With another new year underway and all new housestaff now assigned to their firms, we reflect on how the firm system came to be just 40 years ago. A product of Dr. Victor McKusick’s tenure as the director of medicine, the firms arose out of his desire to continue Hopkins’ reputation for collegiality and continuity of care.
With the number of housestaff steadily rising, Dr. McKusick proposed dividing the medical service into four teams, and named them Barker, Janeway, Longcope and Thayer after the four directors of the Department of Medicine between William Osler and McKusick’s immediate predecessor, Dr.
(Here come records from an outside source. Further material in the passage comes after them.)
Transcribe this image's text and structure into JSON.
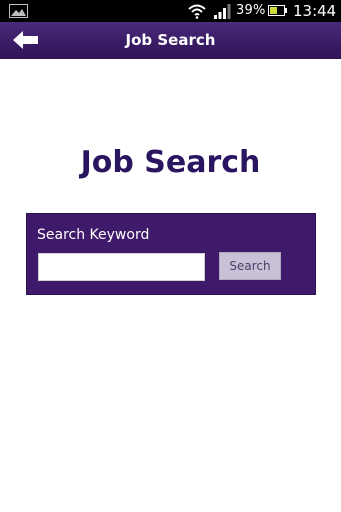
{
  "status_bar": {
    "battery_percent": "39%",
    "time": "13:44",
    "icons": [
      "gallery-icon",
      "wifi-icon",
      "signal-icon",
      "battery-icon"
    ]
  },
  "header": {
    "title": "Job Search",
    "back_icon": "arrow-left-icon"
  },
  "main": {
    "title": "Job Search"
  },
  "search": {
    "label": "Search Keyword",
    "input_value": "",
    "button_label": "Search"
  },
  "colors": {
    "header_bg": "#3a1c66",
    "panel_bg": "#3f1a6b",
    "title_color": "#2a1660",
    "button_bg": "#c9c2d6"
  }
}
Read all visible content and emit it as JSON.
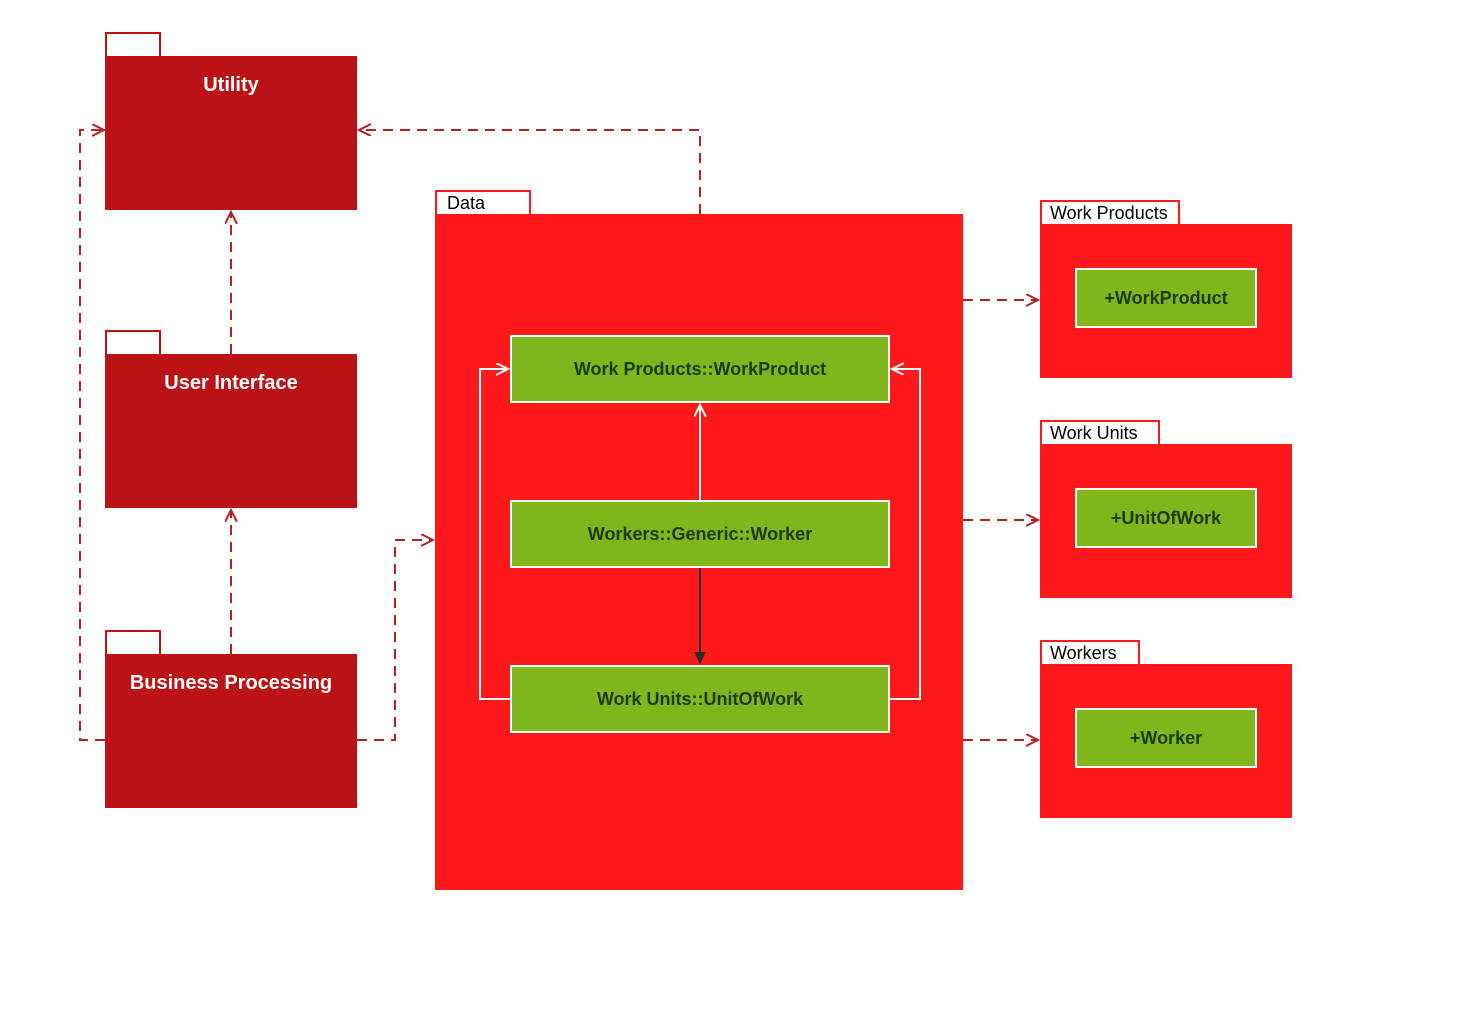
{
  "colors": {
    "package_dark": "#bb1315",
    "package_bright": "#ff1919",
    "class_green": "#7eb61b",
    "dash_line": "#b12223"
  },
  "packages": {
    "utility": {
      "label": "Utility"
    },
    "user_interface": {
      "label": "User Interface"
    },
    "business_processing": {
      "label": "Business Processing"
    },
    "data": {
      "label": "Data"
    },
    "work_products": {
      "label": "Work Products",
      "inner_class": "+WorkProduct"
    },
    "work_units": {
      "label": "Work Units",
      "inner_class": "+UnitOfWork"
    },
    "workers": {
      "label": "Workers",
      "inner_class": "+Worker"
    }
  },
  "data_classes": {
    "work_products_workproduct": "Work Products::WorkProduct",
    "workers_generic_worker": "Workers::Generic::Worker",
    "work_units_unitofwork": "Work Units::UnitOfWork"
  }
}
A. McGehee Harvey.
Since their debut in 1975, each firm has had a dedicated assistant chief of service who serves as physician of record for one year. ACSs remain the central leaders of the clinical and educational missions of the training program and uphold our department’s philosophy of aequanimitas, or imperturbability. The four ACSs together attend on over 40 percent of all Department of Medicine patients, comprising more than 5,500 discharges in 2014-2015.
While there was initially some resistance to the firm system, it has grown to be even more beneficial than Dr. McKusick might have hoped. Each firm has not only gained a strong identity, but fostered long-term bonds among faculty and fellow residents. It is because of this structure the Osler Program is able to deliver such individualized mentorship to each of its residents. Please join us in welcoming our new housestaff and ACSs as they continue the success of the country’s first medical residency program.